Thelma Ruffin Thomas, 89, was not allowed as a child to get more than her feet wet when her parents took her to Orchard Beach in the Bronx. Her mother “grew up in the segregated South, she never learned how to swim and was fearful of the water,” Thomas says.
This unease could have been passed down to more generations, but the cycle stopped with Thomas. She started swimming in her 50s and won her first medal in 2014 at age 80.
All of her grandchildren and great-grandchildren are comfortable in the water, and Thomas insists on paying for their swim classes.
When her 15-year-old great-grandson announced that he could tread water for five minutes, Thomas decided to challenge herself before calling him back.
On a March day last year, the Honeys and Bears’ coach, Oliver Footé, helped Thomas position her arms and interlace her fingers, and she leaned over the pool’s edge until she let go and dove into nine-foot-deep water. “It was the second dive of my lifetime,” she says with a smile.
“The first one was almost 40 years ago. I had to do it to stay in my swim class. This time, I did it because I felt like it.”

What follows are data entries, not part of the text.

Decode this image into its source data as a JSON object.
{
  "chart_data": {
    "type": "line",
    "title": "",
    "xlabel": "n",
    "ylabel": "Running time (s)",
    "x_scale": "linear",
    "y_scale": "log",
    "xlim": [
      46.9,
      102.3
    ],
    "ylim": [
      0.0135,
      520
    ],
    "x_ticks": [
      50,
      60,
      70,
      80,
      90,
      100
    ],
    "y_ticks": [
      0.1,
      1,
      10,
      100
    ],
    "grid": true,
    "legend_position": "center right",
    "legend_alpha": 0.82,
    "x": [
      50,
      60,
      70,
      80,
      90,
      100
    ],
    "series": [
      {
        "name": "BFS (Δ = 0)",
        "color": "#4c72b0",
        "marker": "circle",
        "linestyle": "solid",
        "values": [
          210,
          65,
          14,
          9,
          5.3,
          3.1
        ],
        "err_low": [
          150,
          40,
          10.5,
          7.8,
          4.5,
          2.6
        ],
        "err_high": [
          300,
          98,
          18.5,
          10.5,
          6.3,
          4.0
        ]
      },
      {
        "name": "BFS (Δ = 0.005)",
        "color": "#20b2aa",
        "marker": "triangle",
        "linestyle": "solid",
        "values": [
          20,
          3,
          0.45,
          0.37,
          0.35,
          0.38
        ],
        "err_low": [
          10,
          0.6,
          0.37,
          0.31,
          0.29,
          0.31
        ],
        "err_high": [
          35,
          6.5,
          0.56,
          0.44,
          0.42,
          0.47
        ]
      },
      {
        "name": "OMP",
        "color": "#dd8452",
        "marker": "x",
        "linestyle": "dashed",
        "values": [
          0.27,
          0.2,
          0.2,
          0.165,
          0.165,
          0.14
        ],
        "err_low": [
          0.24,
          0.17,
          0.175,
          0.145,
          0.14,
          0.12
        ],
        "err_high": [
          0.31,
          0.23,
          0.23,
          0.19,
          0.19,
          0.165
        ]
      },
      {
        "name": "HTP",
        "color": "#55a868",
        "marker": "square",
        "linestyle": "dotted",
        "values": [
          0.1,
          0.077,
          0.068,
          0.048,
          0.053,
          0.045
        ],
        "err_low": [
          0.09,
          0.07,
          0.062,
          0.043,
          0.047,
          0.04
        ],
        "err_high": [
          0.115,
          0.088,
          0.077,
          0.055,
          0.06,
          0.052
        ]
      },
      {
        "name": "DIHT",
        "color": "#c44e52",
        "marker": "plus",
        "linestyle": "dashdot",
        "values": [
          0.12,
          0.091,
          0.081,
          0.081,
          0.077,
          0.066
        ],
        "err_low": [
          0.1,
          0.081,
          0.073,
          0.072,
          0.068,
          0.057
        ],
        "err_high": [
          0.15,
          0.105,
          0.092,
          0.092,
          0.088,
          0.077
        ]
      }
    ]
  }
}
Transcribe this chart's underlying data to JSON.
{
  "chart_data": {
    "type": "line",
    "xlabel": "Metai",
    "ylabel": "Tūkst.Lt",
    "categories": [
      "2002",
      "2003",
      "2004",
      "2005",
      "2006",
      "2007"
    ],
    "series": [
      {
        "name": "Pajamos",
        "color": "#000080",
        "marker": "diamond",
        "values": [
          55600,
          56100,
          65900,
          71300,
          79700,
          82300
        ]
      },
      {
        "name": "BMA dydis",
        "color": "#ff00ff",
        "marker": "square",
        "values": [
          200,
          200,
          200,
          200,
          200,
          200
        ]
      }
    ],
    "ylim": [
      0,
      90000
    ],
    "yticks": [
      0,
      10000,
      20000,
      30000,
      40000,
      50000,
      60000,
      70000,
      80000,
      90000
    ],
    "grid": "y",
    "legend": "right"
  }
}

Most summers, the Honeys and Bears teach water skills to the Harlem community through a youth program. They walk around in the water with 6-year-old children holding onto their necks. They clap and sing while teenagers swim their first continuous laps.
“We make it a party,” says Dozier with a burst of youthful laughter. “Hopefully, our kids will feel like they belong in this space and this sport. And by the time the next generation comes, the statistics will have changed.”